Género geral

“Acredito que quem sente verdadeiramente a árdua realidade da disforia de género precisa de protecção e atenção. Mas a definição mais simplista de não se identificar ou não se sentir bem no seu corpo é a própria definição de adolescência. Digam-me um adolescente que goste do seu corpo e eu mostro-vos um gabarola e um mentiroso.”

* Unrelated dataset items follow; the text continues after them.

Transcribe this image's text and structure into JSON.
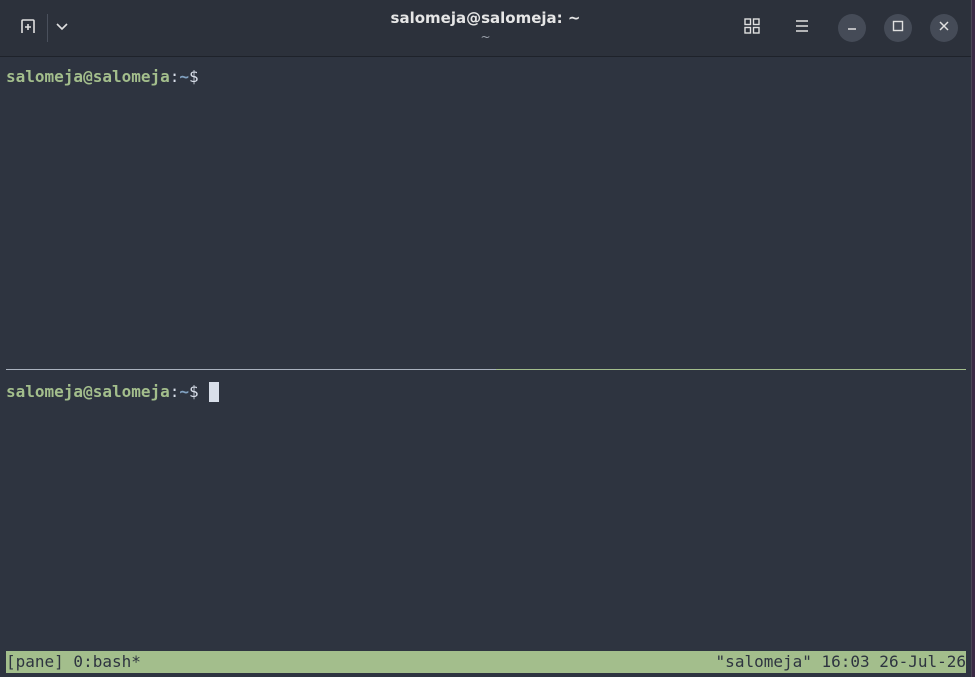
{
  "window": {
    "title": "salomeja@salomeja: ~",
    "subtitle": "~"
  },
  "titlebar": {
    "new_tab_icon": "new-tab-icon",
    "dropdown_icon": "chevron-down-icon",
    "grid_icon": "grid-icon",
    "menu_icon": "hamburger-menu-icon",
    "minimize_icon": "minimize-icon",
    "maximize_icon": "maximize-icon",
    "close_icon": "close-icon"
  },
  "panes": [
    {
      "prompt_user": "salomeja@salomeja",
      "prompt_colon": ":",
      "prompt_path": "~",
      "prompt_symbol": "$"
    },
    {
      "prompt_user": "salomeja@salomeja",
      "prompt_colon": ":",
      "prompt_path": "~",
      "prompt_symbol": "$"
    }
  ],
  "statusbar": {
    "left": "[pane] 0:bash*",
    "right": "\"salomeja\" 16:03 26-Jul-26"
  },
  "colors": {
    "background": "#2e3440",
    "prompt_user": "#a3be8c",
    "prompt_path": "#81a1c1",
    "statusbar": "#a3be8c"
  }
}
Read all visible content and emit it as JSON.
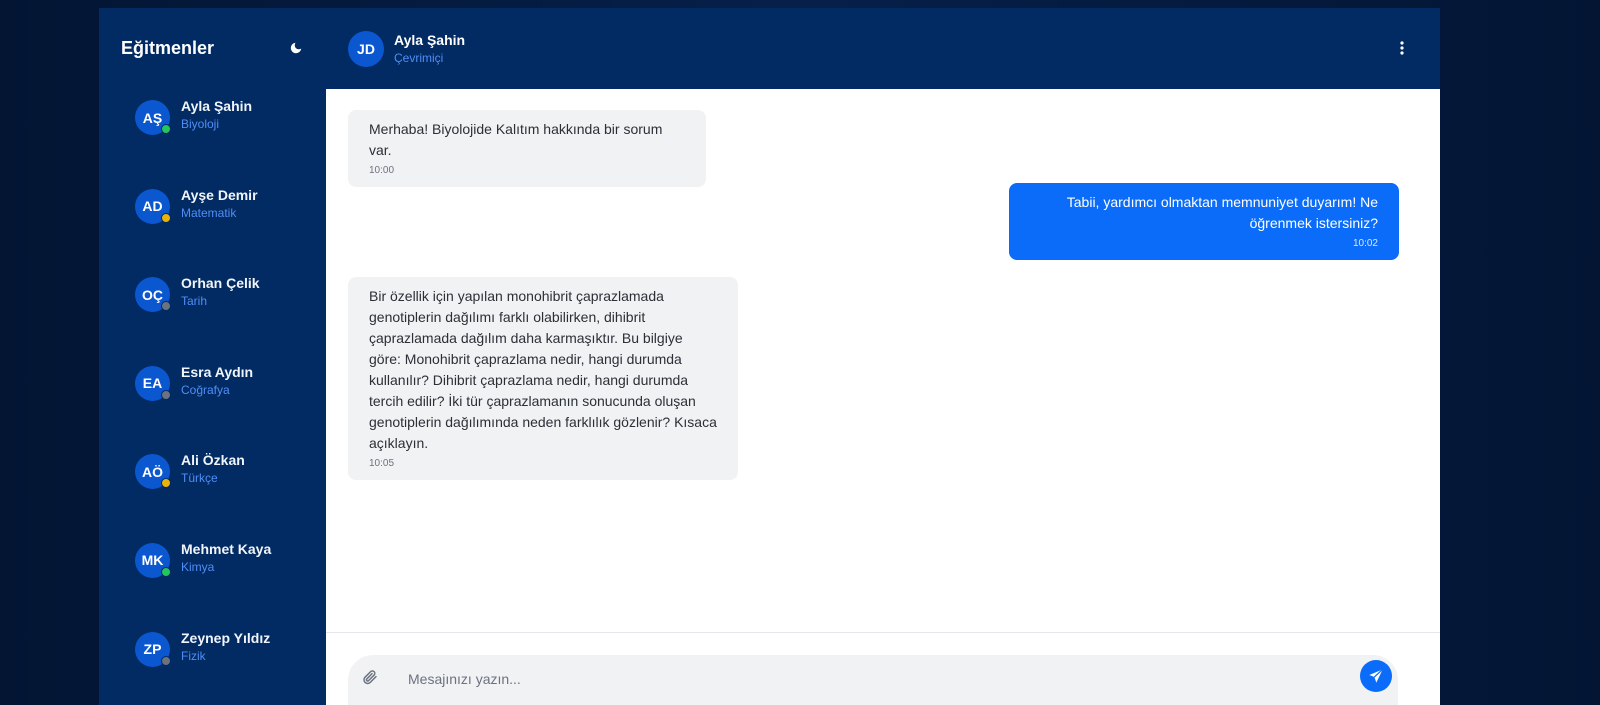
{
  "sidebar": {
    "title": "Eğitmenler",
    "theme_icon": "moon-icon",
    "instructors": [
      {
        "initials": "AŞ",
        "name": "Ayla Şahin",
        "subject": "Biyoloji",
        "status_color": "#22c55e"
      },
      {
        "initials": "AD",
        "name": "Ayşe Demir",
        "subject": "Matematik",
        "status_color": "#eab308"
      },
      {
        "initials": "OÇ",
        "name": "Orhan Çelik",
        "subject": "Tarih",
        "status_color": "#6b7280"
      },
      {
        "initials": "EA",
        "name": "Esra Aydın",
        "subject": "Coğrafya",
        "status_color": "#6b7280"
      },
      {
        "initials": "AÖ",
        "name": "Ali Özkan",
        "subject": "Türkçe",
        "status_color": "#eab308"
      },
      {
        "initials": "MK",
        "name": "Mehmet Kaya",
        "subject": "Kimya",
        "status_color": "#22c55e"
      },
      {
        "initials": "ZP",
        "name": "Zeynep Yıldız",
        "subject": "Fizik",
        "status_color": "#6b7280"
      }
    ]
  },
  "chat_header": {
    "initials": "JD",
    "name": "Ayla Şahin",
    "status": "Çevrimiçi",
    "menu_icon": "more-vertical-icon"
  },
  "messages": [
    {
      "direction": "incoming",
      "text": "Merhaba! Biyolojide Kalıtım hakkında bir sorum var.",
      "time": "10:00"
    },
    {
      "direction": "outgoing",
      "text": "Tabii, yardımcı olmaktan memnuniyet duyarım! Ne öğrenmek istersiniz?",
      "time": "10:02"
    },
    {
      "direction": "incoming",
      "text": "Bir özellik için yapılan monohibrit çaprazlamada genotiplerin dağılımı farklı olabilirken, dihibrit çaprazlamada dağılım daha karmaşıktır. Bu bilgiye göre: Monohibrit çaprazlama nedir, hangi durumda kullanılır? Dihibrit çaprazlama nedir, hangi durumda tercih edilir? İki tür çaprazlamanın sonucunda oluşan genotiplerin dağılımında neden farklılık gözlenir? Kısaca açıklayın.",
      "time": "10:05"
    }
  ],
  "composer": {
    "placeholder": "Mesajınızı yazın...",
    "value": "",
    "attach_icon": "paperclip-icon",
    "send_icon": "send-icon"
  },
  "colors": {
    "background": "#031533",
    "sidebar": "#022a63",
    "accent": "#0a6cf8",
    "avatar": "#0b57d0",
    "subject_text": "#4f8ef7",
    "online": "#22c55e",
    "away": "#eab308",
    "offline": "#6b7280"
  }
}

Foi aprovado no parlamento uma lei sobre auto-determinação de género nas escolas. É óbvio que a questão é mais complexa do que a utilização de balneários e casas de banho, mas nesta coluna há muito que ficou decidido deixar a complexidade à porta, como se faz numa casa de banho quando está ocupada.
A minha estranheza com esta lei não tem nada a ver com o uso de roupas e de espaços diferenciados para rapazes e raparigas. Por mim, podem todos vestir o que quiserem e entrarem onde lhes apetecer.
Alguns defensores desta lei dizem que é uma simples questão de direitos humanos, mas isso já nós dizíamos em meados dos anos 80 e 90, quando queríamos ir aos balneários e às residências uns dos outros e não nos deixavam.
O que não entendo é a ideia de autodeterminação. Na adolescência? Se a garotada às vezes está tempos infindos para decidir o hambúrguer que vai comer, não sei se está assim tão capacitada para escolher o género que quer assumir. Durante séculos, pediu-se aos adultos que assumissem a responsabilidade pela educação dos mais novos, o que incluía algumas decisões difíceis e outras parvas. Nessa altura, chamava-se crescer. De repente, os adultos saem de cena e deixam as crianças sozinhas numa selva de decisões, entre a série da Netflix e a identidade. O contraponto à educação salazarista não precisava de ser a emulação do “Senhor das Moscas”.
Acredito que quem sente verdadeiramente a árdua realidade da disforia de género precisa de protecção e atenção. Mas a definição mais simplista de não se identificar ou não se sentir bem no seu corpo é a própria definição de adolescência. Digam-me um adolescente que goste do seu corpo e eu mostro-vos um gabarola e um mentiroso.
Os bons rousseaunianos acreditam na bondade do carácter da natureza humana, e que ninguém se aproveitará desta possibilidade de escolha para proveitos mesquinhos. Quem escreveu esta lei com certeza nunca espatifou joelhos para espreitar a uma janela. Durante séculos, adolescentes sacrificaram golpes e fracturas para conseguir olhar, nem que fosse por uns segundos, para dentro do balneário onde não podem entrar.
Para estes bons e crédulos espíritos progressistas, os adolescentes são anjinhos celestiais e intrépidos amantes da aventura. Por isso, acreditam que nem um trocará o risco de trepar um muro pela facilidade de uma declaração na secretaria.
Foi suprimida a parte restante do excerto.